Working at Kids

I haven't written that much about work at all in the recent past at all - not that there are not interesting things happening, just that with the exams I haven't had the time.

I'm currently working at a paediatric institution in Sydney, and working nights again. Strangely, I don't mind nightshifts once I get into it - I'm hitting a certain degree of independence with kids now after 3 months here - I've had a couple of near misses early on (one case of laryngospasm, where a kid is half asleep/half awake and their vocal cords clamp shut and you can't intubate and can't ventilate them and their saturations drop from 100% down to 40%!). But generally, I think I can now manage fairly straightforward airways.

Being on nights you're the most experienced anaesthetics staff on site, and you are treated as such. It's nice to be back in the situation where I'm managing my own cases again without anyone looking over my shoulder and insisting I do it "their way". This is nice, and allows me to get a decent feel for how I would anaesthetise kids. Again, I like the people here, and get along very well with the nurses, which seems to be something that I'm good at doing very early on.

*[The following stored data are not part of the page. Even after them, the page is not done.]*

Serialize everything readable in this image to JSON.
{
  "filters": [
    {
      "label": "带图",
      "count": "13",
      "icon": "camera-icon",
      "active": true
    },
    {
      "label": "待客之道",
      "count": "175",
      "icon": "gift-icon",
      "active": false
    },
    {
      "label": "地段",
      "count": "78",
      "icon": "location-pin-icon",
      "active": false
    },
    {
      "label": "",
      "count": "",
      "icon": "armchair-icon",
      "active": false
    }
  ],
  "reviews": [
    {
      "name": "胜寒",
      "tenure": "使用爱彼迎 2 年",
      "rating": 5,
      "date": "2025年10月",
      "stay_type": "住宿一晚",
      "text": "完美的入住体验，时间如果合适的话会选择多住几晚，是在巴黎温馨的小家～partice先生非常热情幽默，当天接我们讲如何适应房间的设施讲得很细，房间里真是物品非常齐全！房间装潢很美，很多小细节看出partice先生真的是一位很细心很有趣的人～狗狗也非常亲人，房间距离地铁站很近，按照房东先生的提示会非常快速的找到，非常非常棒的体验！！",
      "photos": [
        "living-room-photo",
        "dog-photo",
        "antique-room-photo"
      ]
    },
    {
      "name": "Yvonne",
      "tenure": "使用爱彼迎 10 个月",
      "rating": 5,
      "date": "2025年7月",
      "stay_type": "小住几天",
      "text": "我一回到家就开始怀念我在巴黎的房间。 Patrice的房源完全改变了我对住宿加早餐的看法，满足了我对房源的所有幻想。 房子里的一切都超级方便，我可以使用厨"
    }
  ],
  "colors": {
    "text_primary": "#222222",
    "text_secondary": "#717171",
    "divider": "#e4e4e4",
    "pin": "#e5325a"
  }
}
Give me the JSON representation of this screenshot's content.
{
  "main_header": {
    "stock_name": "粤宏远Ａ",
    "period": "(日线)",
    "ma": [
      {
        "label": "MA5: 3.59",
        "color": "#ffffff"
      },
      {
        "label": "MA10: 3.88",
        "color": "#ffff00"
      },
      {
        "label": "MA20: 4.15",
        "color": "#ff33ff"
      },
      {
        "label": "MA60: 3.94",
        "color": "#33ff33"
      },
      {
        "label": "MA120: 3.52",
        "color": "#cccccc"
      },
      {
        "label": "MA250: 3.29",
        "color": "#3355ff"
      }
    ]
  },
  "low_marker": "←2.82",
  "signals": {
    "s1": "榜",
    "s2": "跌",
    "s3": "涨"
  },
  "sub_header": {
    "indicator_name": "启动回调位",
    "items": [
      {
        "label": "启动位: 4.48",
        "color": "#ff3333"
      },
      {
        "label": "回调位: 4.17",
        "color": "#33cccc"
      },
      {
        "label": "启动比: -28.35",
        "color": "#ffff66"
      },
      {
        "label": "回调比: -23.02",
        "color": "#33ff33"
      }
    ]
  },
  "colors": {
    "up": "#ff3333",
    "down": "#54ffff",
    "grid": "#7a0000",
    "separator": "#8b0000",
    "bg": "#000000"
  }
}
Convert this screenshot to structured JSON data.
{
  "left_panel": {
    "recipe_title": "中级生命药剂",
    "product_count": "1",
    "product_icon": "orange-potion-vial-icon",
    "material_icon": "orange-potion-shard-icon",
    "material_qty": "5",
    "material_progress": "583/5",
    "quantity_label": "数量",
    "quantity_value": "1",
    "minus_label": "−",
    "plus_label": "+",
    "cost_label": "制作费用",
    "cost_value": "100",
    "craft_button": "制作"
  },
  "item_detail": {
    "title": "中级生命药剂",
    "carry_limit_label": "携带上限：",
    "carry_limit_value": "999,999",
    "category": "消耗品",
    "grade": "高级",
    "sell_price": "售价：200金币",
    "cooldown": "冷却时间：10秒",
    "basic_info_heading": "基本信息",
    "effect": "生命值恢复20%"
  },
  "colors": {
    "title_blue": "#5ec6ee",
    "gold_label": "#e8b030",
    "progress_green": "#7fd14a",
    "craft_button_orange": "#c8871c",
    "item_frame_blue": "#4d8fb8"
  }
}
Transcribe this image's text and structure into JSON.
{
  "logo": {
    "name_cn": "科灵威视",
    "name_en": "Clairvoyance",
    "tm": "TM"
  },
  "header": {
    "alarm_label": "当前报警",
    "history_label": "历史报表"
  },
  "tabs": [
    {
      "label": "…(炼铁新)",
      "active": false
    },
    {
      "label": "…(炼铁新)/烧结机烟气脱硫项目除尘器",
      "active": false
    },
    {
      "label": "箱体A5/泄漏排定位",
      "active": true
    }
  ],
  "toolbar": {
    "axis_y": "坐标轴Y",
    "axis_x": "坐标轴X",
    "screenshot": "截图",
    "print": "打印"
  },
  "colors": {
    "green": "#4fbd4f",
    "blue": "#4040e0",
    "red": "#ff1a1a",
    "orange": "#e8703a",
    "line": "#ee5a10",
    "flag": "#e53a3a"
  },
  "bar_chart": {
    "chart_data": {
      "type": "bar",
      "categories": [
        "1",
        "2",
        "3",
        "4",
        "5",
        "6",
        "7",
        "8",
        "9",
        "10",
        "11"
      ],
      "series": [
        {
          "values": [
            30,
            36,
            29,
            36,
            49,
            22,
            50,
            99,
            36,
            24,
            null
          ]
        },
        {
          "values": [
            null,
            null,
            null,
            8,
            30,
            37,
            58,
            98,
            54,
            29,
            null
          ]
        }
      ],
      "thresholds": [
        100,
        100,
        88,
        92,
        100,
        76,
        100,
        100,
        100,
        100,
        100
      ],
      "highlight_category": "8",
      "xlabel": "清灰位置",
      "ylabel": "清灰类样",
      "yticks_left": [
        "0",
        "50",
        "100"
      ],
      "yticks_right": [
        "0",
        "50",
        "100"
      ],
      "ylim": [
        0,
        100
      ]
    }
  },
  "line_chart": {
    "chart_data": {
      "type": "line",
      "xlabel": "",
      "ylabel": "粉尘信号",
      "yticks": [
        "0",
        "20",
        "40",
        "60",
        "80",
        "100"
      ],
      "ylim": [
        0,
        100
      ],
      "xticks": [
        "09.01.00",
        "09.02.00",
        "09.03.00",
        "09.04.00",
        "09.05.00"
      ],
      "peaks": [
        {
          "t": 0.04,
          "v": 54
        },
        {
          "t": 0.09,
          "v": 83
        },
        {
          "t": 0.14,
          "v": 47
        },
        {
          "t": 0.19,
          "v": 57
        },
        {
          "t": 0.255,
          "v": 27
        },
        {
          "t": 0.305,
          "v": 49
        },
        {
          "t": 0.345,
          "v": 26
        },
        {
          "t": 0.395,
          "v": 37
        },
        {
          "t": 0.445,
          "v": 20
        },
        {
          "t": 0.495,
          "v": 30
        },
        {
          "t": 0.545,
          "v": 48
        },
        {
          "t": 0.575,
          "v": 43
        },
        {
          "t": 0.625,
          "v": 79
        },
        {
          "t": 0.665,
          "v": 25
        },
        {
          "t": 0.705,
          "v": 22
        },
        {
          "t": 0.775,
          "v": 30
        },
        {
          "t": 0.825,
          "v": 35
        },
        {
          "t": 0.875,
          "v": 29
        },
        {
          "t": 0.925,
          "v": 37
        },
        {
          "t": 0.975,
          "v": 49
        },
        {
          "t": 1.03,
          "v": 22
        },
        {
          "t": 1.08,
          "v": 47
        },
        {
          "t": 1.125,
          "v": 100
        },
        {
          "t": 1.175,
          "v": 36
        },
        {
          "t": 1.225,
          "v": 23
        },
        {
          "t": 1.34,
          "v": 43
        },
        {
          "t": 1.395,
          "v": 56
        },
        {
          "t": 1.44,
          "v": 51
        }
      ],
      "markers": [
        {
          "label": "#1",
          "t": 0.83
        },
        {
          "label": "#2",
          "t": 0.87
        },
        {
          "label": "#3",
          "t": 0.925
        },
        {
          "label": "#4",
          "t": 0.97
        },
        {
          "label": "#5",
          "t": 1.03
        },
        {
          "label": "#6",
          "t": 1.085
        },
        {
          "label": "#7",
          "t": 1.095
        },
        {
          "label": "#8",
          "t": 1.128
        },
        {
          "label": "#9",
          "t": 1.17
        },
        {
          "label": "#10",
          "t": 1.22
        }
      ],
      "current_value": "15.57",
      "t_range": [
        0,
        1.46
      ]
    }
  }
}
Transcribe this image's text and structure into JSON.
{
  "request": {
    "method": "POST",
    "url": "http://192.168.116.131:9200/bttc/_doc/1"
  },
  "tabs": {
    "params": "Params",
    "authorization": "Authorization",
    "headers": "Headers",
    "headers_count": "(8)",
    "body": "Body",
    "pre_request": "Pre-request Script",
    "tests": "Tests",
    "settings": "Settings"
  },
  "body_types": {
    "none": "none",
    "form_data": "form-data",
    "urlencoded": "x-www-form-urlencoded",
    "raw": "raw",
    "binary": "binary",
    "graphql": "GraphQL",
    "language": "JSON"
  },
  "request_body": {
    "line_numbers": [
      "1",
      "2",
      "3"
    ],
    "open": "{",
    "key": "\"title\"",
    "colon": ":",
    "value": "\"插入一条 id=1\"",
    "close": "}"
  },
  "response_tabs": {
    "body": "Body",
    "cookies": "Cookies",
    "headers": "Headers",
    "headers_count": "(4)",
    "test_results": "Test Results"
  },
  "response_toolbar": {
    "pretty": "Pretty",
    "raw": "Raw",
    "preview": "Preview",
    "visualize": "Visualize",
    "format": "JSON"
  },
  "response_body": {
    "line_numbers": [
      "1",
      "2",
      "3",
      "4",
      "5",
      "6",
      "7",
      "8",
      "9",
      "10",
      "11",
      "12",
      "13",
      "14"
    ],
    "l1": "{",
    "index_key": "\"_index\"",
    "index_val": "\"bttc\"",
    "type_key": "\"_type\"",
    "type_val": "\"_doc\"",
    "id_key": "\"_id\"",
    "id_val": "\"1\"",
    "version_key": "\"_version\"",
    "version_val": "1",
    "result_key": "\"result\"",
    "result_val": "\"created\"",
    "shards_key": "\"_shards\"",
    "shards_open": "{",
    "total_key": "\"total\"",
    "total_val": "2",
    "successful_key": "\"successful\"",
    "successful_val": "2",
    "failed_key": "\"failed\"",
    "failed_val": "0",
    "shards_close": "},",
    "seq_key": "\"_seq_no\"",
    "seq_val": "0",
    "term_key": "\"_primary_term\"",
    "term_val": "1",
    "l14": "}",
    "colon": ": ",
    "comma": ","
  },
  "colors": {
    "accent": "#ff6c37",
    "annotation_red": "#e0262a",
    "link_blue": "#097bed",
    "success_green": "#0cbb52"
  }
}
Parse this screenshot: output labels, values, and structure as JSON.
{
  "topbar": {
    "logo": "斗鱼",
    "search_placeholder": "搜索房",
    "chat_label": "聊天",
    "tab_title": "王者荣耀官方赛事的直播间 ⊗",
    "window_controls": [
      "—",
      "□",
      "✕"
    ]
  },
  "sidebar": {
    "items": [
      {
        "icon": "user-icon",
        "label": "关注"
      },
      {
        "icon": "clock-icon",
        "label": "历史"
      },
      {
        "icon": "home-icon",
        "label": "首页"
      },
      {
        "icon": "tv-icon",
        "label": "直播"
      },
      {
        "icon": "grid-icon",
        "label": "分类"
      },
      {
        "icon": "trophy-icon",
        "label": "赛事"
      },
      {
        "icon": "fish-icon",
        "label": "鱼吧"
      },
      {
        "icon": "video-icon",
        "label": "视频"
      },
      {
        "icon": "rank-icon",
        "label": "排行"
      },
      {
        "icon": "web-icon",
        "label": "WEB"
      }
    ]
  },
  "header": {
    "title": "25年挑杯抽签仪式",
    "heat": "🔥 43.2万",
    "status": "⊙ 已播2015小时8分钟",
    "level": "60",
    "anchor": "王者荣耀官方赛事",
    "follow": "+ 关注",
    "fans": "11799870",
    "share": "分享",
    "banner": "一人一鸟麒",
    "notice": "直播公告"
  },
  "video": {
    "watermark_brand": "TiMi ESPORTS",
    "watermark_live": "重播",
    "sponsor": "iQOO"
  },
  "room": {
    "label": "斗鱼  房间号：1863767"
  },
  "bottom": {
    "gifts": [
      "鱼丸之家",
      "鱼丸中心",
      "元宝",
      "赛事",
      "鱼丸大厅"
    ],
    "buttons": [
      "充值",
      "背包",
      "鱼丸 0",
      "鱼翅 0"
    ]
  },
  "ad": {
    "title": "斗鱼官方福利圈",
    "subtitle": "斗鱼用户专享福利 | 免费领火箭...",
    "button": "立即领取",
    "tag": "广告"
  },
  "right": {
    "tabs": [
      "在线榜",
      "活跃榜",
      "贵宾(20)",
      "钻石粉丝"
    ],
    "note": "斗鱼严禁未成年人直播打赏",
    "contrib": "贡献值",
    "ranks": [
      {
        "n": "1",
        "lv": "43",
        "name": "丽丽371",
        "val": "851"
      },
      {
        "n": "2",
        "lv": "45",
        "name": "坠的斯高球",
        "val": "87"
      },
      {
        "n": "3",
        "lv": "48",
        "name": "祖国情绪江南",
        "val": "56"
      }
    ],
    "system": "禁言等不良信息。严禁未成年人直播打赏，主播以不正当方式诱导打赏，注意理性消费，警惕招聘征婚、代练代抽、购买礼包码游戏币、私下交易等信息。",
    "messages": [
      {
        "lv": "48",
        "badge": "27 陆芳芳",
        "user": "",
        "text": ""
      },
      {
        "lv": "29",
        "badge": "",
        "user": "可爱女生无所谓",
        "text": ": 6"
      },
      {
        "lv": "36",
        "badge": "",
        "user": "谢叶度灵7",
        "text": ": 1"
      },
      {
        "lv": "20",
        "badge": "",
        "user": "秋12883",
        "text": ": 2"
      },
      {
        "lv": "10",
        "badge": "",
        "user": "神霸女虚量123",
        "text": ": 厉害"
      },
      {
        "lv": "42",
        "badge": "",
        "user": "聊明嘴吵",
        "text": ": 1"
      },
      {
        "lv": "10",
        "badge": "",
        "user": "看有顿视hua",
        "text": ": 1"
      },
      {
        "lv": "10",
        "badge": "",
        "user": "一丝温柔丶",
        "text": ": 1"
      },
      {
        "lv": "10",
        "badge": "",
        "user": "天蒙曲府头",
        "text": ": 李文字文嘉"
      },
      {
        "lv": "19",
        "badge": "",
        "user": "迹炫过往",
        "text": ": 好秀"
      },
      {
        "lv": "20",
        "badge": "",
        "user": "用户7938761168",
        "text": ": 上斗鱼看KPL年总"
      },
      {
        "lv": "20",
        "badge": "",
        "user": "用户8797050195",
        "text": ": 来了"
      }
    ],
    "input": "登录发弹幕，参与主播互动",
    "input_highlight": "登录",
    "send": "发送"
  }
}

Probably the roughest part of the job is the shift called the "ward dog" which means you spend 12 hours during the day running around on the wards doing everything that they want you to. Usually this means just seeing patients and their parents preoperatively, and doing all the difficult cannulations on the wards. It's one thing to have a 40 year old that is a difficult cannulation, and it's another thing to have a 12 month old that is chubby, with tiny veins, and who kicks, screams, cries and generally won't cooperate with you at all. Sometimes I have to take a breather afterwards - it's that stressful.

But by and large it's good to be here for a little while. I will be heading back to Westmead in a couple of weeks, glad for having been looking after the little 'uns, but I don't know that I could become a Paediatric Anaesthetist, really. Dealing with the kids with severe congenital abnormalities (particularly cardiac and respiratory abnormalities) is pretty stressful. Sometimes trauma is a lot more fun (and interesting!).